Email marketers suffer data-feed malfunctions at an alarming rate, partly as a result of problems integrating data with email service providers (ESPs), judging by The Hidden Costs Of Data Friction, a study by The Relevancy Group, sponsored by MessageGears.

Retail brands experience an average of 10.06 data mishaps per month. That may be because they “regularly synchronize large volumes of customer data to execute campaigns,” the study notes.

High-tech firms are second on this list, reporting 9.44 malfunctions per month. Travel & hospitality firms report 9.19 issues. On the low end, media/publishing companies have only 5.03 problems per month and education brands have 5.53 problems.

Broken data fees are a “driver of costs associated with managing and replicating data with email service providers,” the study says. They harm campaigns and ROI while causing negative customer experiences.

Moreover, The Relevancy Group has found in other research that many firms spend over $3 million per year to replicate their data at their ESP.

That’s important because most — but not all marketers — rely on ESPs.

For instance, 91% of education mailers use an ESP, as do 90% of manufacturing and media enterprises.

In contrast, only 78% of financial services employ an ESP, and 78% of travel & hospitality companies.

Businesses that do not use an ESP usually make that choice because of the cost of synchronizing customer data between internal systems and their provider. However, they often rely on “sub-optimal technology solutions as a result,” the study says.

Granted, it’s no small thing to integrate data with an ESP.

Retail/ecommerce brands have to synchronize an average of 14.7 million records with ESPS. Next are tech/high-tech deals with 12 million and travel & hospitality brands with 11.5 million. 

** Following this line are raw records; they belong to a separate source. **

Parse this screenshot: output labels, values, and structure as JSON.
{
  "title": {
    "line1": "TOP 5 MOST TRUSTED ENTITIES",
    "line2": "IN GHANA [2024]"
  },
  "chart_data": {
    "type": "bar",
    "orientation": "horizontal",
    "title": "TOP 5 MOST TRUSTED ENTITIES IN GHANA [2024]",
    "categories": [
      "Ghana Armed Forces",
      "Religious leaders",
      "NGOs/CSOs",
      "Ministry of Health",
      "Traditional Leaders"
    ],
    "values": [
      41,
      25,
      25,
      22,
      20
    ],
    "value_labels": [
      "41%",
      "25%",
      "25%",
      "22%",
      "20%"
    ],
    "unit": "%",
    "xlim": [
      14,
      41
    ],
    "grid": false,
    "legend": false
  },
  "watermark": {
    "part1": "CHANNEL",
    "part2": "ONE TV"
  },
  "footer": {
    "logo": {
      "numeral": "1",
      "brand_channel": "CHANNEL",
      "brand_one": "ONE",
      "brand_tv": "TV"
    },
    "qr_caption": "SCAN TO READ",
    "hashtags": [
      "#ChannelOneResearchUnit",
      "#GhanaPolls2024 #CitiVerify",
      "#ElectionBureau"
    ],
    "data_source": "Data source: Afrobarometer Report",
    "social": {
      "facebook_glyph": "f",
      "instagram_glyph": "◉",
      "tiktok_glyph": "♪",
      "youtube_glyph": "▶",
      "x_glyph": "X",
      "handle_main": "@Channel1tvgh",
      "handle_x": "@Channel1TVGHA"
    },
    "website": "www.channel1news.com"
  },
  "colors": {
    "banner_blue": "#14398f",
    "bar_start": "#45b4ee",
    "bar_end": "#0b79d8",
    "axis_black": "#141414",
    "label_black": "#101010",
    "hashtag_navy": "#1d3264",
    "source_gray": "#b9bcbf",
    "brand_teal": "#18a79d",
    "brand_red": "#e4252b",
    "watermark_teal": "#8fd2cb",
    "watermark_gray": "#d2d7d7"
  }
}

Media/publishing firms synchronize only 4.6 million records, and education firms synchronize 6 million.

This takes time — over four hours. And it must be done frequently. Only 9% exchange data monthly. On the high end, 36%, do so weekly, 24% every few days and 27% daily.

And when signing on to an ESP, it takes an average of more than nine months to integrate with a cloud. Travel firms take 10 months to do this, retailers take 9.44 months and the remaining verticals all take over eight months.

Here are the types of data being exchanged with email service providers:

  • Customer lists and segments (proile, demographic data)—56%
  • Purchase and transaction data—49%
  • Content assets, email templates, HTML snippets—48%
  • Inventory file—48%
  • Email deliverability data—41%
  • Event, behavioral (clickstream) data—38%
  • Algorithms for recommendation and/or analysis engines—23%

What are their priorities?

  • Improve personalization—49%
  • Improve segmentation—42%
  • Become more strategic—39%
  • Invest in other marketing channels (i.e., mobile, social)—38%
  • Do more testing—34%
  • Improve retargeting—33%
  • Optimize/implement customer journeys—25%
  • Do more QA—21%
  • Develop attribution and analytical models—15%
  • Implement AI and ML capabilities—9%

The Relevancy Group surveyed 400 executive marketers. The authors of the report are David Daniels and Nicholas Einstein of The Relevancy Group.